No, Soy leghemoglobin likely contains high levels of FODMAPs when consumed in typical serving sizes, although it has not been officially tested. Avoid Soy leghemoglobin to help prevent symptoms. For tailored advice, consider consulting a dietitian specializing in FODMAPs to ensure it suits your dietary needs.
Possible FODMAPs: fructans, fructose, gos, mannitol, sorbitol
Best Low FODMAP alternatives to Soy leghemoglobin for your diet
You can substitute Soy leghemoglobin with firm tofu, canned lentils and edamame. These alternatives work well in most recipes and are easier on your stomach if you’re following a low FODMAP diet.
Is soy leghemoglobin good for people with IBS?

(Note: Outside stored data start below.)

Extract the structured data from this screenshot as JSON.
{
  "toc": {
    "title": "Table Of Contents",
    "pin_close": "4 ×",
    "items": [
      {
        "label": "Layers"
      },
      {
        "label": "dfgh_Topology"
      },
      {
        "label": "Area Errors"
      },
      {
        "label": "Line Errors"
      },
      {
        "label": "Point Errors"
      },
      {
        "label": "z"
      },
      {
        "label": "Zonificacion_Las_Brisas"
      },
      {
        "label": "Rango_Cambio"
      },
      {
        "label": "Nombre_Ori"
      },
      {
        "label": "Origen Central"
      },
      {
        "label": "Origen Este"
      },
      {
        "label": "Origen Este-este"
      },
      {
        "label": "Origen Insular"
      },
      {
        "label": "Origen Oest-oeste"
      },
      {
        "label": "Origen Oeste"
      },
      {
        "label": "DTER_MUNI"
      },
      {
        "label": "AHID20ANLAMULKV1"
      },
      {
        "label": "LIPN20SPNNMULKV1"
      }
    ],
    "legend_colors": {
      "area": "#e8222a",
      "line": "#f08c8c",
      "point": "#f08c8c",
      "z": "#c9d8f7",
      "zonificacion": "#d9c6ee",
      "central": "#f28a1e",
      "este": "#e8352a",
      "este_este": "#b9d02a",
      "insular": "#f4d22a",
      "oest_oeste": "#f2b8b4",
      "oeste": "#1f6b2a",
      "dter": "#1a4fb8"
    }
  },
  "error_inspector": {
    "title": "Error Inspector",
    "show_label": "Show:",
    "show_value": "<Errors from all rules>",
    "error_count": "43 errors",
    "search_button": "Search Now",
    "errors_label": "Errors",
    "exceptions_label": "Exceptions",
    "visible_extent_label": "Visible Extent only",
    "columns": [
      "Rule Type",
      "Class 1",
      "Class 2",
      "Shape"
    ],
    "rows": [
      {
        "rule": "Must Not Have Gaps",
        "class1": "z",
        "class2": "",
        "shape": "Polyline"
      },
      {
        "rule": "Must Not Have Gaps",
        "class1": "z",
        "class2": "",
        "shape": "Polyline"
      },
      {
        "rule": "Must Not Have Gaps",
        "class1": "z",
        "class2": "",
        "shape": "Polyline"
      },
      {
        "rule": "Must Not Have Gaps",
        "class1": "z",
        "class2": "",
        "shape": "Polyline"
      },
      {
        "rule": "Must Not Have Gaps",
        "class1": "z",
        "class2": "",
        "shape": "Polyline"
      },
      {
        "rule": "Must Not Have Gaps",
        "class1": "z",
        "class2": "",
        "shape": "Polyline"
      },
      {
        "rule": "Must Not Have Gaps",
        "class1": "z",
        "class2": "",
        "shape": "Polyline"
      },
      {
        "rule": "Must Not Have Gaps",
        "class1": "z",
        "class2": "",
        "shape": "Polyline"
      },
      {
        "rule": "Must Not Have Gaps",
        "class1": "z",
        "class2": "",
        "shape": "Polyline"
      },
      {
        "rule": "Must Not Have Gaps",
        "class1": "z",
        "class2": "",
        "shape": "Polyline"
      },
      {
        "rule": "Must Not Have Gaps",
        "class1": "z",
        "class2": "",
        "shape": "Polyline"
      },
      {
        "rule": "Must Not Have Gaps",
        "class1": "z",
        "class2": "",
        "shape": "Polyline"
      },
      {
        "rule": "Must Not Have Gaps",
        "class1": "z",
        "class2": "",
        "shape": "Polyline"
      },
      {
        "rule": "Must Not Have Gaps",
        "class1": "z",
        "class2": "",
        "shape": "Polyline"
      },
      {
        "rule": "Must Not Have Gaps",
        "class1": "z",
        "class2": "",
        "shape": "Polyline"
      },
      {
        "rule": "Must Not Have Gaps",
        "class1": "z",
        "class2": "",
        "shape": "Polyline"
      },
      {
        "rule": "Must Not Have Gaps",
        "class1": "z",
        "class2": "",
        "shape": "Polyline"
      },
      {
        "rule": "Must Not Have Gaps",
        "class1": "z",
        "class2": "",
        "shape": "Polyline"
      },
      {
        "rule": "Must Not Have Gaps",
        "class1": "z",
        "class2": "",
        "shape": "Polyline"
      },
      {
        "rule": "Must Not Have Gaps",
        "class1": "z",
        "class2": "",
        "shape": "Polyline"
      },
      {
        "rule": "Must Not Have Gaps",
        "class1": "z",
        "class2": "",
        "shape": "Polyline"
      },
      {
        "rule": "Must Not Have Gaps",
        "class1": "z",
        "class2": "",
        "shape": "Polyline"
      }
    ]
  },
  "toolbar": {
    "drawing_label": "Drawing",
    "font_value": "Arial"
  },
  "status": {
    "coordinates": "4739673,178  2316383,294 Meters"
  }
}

Soy leghemoglobin can be high or low in FODMAPs depending on the serving size. For those managing IBS or SIBO during the elimination phase, it’s recommended to stick to smaller, safer portions, limit medium portions, and avoid large ones in a single meal. Allow adequate time between meals to support digestive processing and minimize potential IBS symptom triggers.
Pro tip: Ingredients under 2% of a product or used for colouring are typically too minimal to trigger FODMAP reactions.
About Soy leghemoglobin
Soy leghemoglobin, commonly used in plant-based meat alternatives to mimic the colour and flavour of real meat, is a protein derived from soy plants and is generally considered safe for consumption, though some individuals may experience allergic reactions.